Il fait peu de doute que le choc de la fermeture du site de Gosselies a alimenté la révolte wallonne contre le CETA, tant dans le chef des responsables politiques concernés que des associations ainsi que des citoyennes et citoyen. Ainsi, nous semblons parfois oublier, ou voulons ignorer, que les multinationales font évidemment partie intégrante de l’écosystème d’innovation, mais aussi de celui de l’emploi régional, comme en atteste le rôle que jouent GSK, UCB, AGC ou BAXTER en Wallonie. On n’ose toutefois pas penser que le contraire soit également vrai, c’est-à-dire que les termes de la résolution du Parlement wallon du 27 avril 2016 dont on a tant parlé [4] aient pu être lus à Chicago au printemps dernier. En effet, dans son article publié dans L’Echo du 28 avril 2016, Frédéric Rohart titrait : La Wallonie lance un pavé dans l’Atlantique.

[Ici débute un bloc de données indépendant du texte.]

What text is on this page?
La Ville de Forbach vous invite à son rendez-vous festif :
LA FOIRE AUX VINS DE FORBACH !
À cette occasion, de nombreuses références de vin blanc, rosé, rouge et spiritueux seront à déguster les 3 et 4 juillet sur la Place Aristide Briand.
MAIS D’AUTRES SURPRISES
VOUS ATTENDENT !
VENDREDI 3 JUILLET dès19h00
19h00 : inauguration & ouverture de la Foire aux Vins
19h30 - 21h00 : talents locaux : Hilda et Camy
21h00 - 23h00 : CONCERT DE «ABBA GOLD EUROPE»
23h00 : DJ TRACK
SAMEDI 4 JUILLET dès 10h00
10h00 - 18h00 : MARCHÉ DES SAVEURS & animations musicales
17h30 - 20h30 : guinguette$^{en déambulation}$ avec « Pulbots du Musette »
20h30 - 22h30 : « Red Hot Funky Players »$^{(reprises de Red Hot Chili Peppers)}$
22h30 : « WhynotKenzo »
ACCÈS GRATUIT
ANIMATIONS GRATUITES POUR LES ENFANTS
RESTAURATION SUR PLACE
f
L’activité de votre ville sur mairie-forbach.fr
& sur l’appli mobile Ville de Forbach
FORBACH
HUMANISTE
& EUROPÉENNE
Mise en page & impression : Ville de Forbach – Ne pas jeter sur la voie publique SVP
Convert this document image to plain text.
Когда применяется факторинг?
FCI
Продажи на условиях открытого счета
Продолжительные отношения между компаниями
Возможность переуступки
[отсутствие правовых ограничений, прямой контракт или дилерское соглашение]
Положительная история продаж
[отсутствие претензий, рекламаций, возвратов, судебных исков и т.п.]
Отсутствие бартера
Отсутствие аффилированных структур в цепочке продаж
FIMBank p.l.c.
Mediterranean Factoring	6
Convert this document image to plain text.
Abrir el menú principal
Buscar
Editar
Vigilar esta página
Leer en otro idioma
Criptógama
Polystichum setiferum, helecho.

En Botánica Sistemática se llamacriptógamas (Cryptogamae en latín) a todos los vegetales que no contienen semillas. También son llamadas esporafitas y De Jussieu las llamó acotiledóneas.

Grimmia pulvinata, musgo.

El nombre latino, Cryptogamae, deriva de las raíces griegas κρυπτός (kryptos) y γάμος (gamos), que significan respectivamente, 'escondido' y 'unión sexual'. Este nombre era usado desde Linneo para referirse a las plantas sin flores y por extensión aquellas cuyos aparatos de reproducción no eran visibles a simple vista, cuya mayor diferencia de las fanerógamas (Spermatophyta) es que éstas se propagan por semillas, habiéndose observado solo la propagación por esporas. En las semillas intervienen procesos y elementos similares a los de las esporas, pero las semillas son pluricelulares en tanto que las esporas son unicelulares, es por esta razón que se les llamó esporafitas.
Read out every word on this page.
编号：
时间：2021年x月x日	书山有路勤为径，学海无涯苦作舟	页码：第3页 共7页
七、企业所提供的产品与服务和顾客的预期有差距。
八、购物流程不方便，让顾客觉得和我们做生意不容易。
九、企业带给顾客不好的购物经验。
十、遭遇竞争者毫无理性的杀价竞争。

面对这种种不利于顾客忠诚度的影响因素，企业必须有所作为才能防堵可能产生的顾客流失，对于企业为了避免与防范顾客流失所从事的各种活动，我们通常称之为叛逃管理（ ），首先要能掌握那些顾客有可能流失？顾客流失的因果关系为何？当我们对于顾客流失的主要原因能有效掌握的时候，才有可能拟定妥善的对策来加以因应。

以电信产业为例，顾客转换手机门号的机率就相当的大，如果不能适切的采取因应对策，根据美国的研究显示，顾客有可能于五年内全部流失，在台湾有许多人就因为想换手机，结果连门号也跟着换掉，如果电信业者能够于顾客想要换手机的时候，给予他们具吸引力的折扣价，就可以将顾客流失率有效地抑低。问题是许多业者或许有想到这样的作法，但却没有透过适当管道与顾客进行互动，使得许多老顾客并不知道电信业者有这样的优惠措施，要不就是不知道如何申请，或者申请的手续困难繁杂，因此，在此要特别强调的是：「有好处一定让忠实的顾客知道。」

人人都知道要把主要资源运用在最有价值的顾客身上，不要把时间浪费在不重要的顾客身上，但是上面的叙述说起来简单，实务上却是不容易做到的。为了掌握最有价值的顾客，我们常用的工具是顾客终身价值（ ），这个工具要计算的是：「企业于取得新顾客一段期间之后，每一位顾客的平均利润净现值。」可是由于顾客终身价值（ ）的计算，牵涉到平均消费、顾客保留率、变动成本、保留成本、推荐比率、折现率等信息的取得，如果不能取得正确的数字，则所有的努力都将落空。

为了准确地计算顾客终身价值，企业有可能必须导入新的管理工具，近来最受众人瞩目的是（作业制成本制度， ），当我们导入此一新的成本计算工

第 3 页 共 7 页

Il y est effectivement question des multinationales US…

Le débat stimulant qui a été mené autour de ces questions dans les médias et sur les réseaux sociaux a, n’en doutons pas, été très utile, car il a, de nouveau, posé la question des termes de développement d’une région comme la Wallonie face à la globalisation, mais aussi face aux modèles économiques qui la sous-tendent, ouvrant parfois la voie à des pistes d’alternatives.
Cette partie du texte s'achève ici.